You cannot change to me, Dorian, said Lord Henry. You and I will always be friends.
Yet you poisoned me with a book once. I should not forgive that. Harry, promise me that you will never lend that book to any one. It does harm.
My dear boy, you are really beginning to moralize. You will soon be going about like the converted, and the revivalist, warning people against all the sins of which you have grown tired. You are much too delightful to do that. Besides, it is no use. You and I are what we are, and will be what we will be. As for being poisoned by a book, there is no such thing as that. Art has no influence upon action. It annihilates the desire to act. It is superbly sterile.

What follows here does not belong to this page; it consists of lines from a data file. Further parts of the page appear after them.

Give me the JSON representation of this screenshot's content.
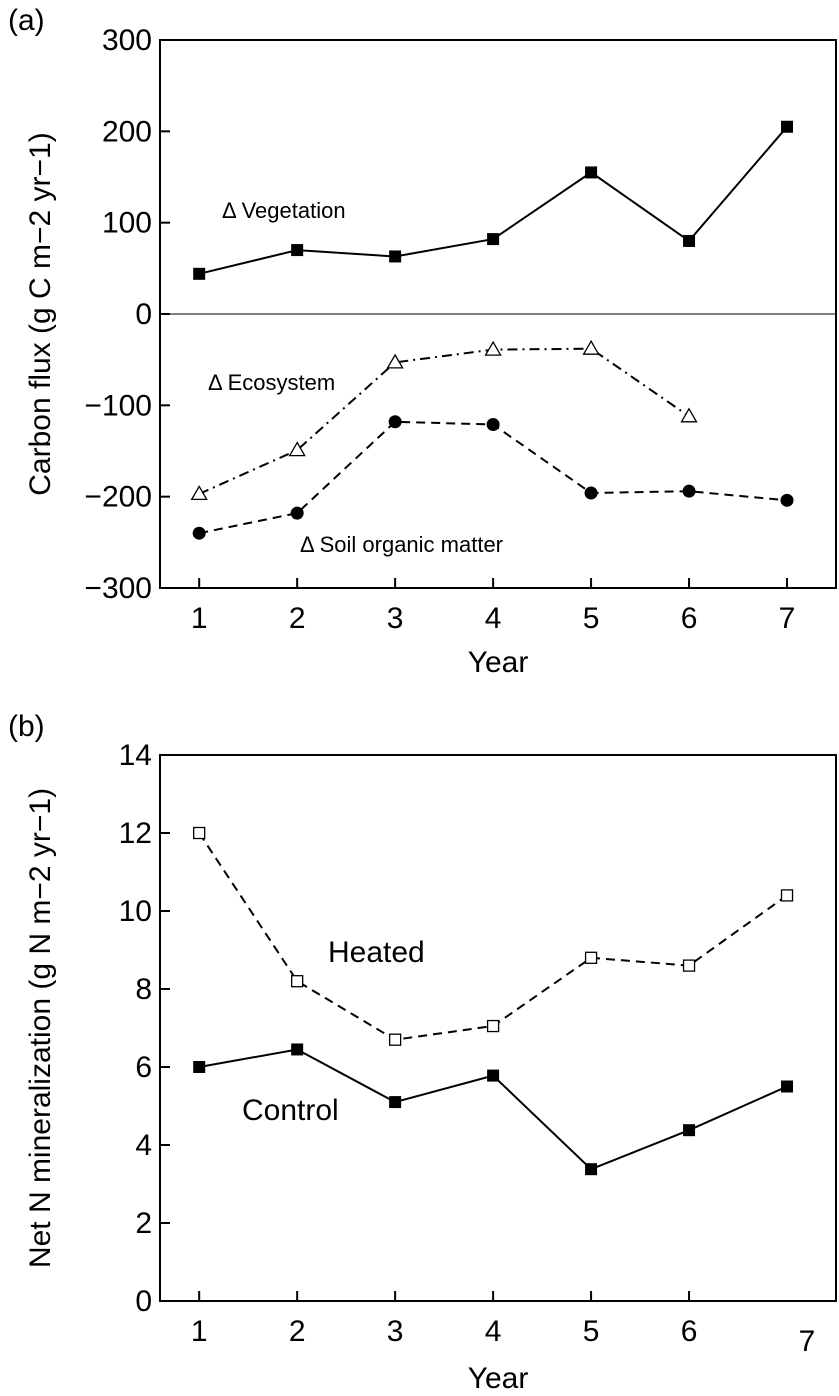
{
  "chart_data": [
    {
      "type": "line",
      "panel_label": "(a)",
      "xlabel": "Year",
      "ylabel": "Carbon flux (g C m−2 yr−1)",
      "x_ticks": [
        "1",
        "2",
        "3",
        "4",
        "5",
        "6",
        "7"
      ],
      "y_ticks": [
        "300",
        "200",
        "100",
        "0",
        "−100",
        "−200",
        "−300"
      ],
      "xlim": [
        0.6,
        7.5
      ],
      "ylim": [
        -300,
        300
      ],
      "zero_line": true,
      "series": [
        {
          "label": "Δ Vegetation",
          "marker": "filled-square",
          "line": "solid",
          "x": [
            1,
            2,
            3,
            4,
            5,
            6,
            7
          ],
          "y": [
            44,
            70,
            63,
            82,
            155,
            80,
            205
          ]
        },
        {
          "label": "Δ Ecosystem",
          "marker": "open-triangle",
          "line": "dash-dot",
          "x": [
            1,
            2,
            3,
            4,
            5,
            6
          ],
          "y": [
            -197,
            -149,
            -53,
            -39,
            -38,
            -112
          ]
        },
        {
          "label": "Δ Soil organic matter",
          "marker": "filled-circle",
          "line": "dashed",
          "x": [
            1,
            2,
            3,
            4,
            5,
            6,
            7
          ],
          "y": [
            -240,
            -218,
            -118,
            -121,
            -196,
            -194,
            -204
          ]
        }
      ]
    },
    {
      "type": "line",
      "panel_label": "(b)",
      "xlabel": "Year",
      "ylabel": "Net N mineralization (g N m−2 yr−1)",
      "x_ticks": [
        "1",
        "2",
        "3",
        "4",
        "5",
        "6",
        "7"
      ],
      "y_ticks": [
        "14",
        "12",
        "10",
        "8",
        "6",
        "4",
        "2",
        "0"
      ],
      "xlim": [
        0.6,
        7.5
      ],
      "ylim": [
        0,
        14
      ],
      "series": [
        {
          "label": "Heated",
          "marker": "open-square",
          "line": "dashed",
          "x": [
            1,
            2,
            3,
            4,
            5,
            6,
            7
          ],
          "y": [
            12.0,
            8.2,
            6.7,
            7.05,
            8.8,
            8.6,
            10.4
          ]
        },
        {
          "label": "Control",
          "marker": "filled-square",
          "line": "solid",
          "x": [
            1,
            2,
            3,
            4,
            5,
            6,
            7
          ],
          "y": [
            6.0,
            6.45,
            5.1,
            5.78,
            3.38,
            4.38,
            5.5
          ]
        }
      ]
    }
  ]
}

The books that the world calls immoral are books that show the world its own shame. That is all. But we won’t discuss literature. Come round to-morrow. I am going to ride at eleven. We might go together, and I will take you to lunch afterwards with Lady Branksome. She is a charming woman, and wants to consult you about some tapestries she is thinking of buying. Mind you come. Or shall we lunch with our little duchess? She says she never sees you now. Perhaps you are tired of Gladys? I thought you would be. Her clever tongue gets on one’s nerves. Well, in any case, be here at eleven.
Must I really come, Harry?
Certainly. The park is quite lovely now. I don’t think there have been such lilacs since the year I met you.
Very well. I shall be here at eleven, said Dorian. Good night, Harry. As he reached the door, he hesitated for a moment, as if he had something more to say. Then he sighed and went out.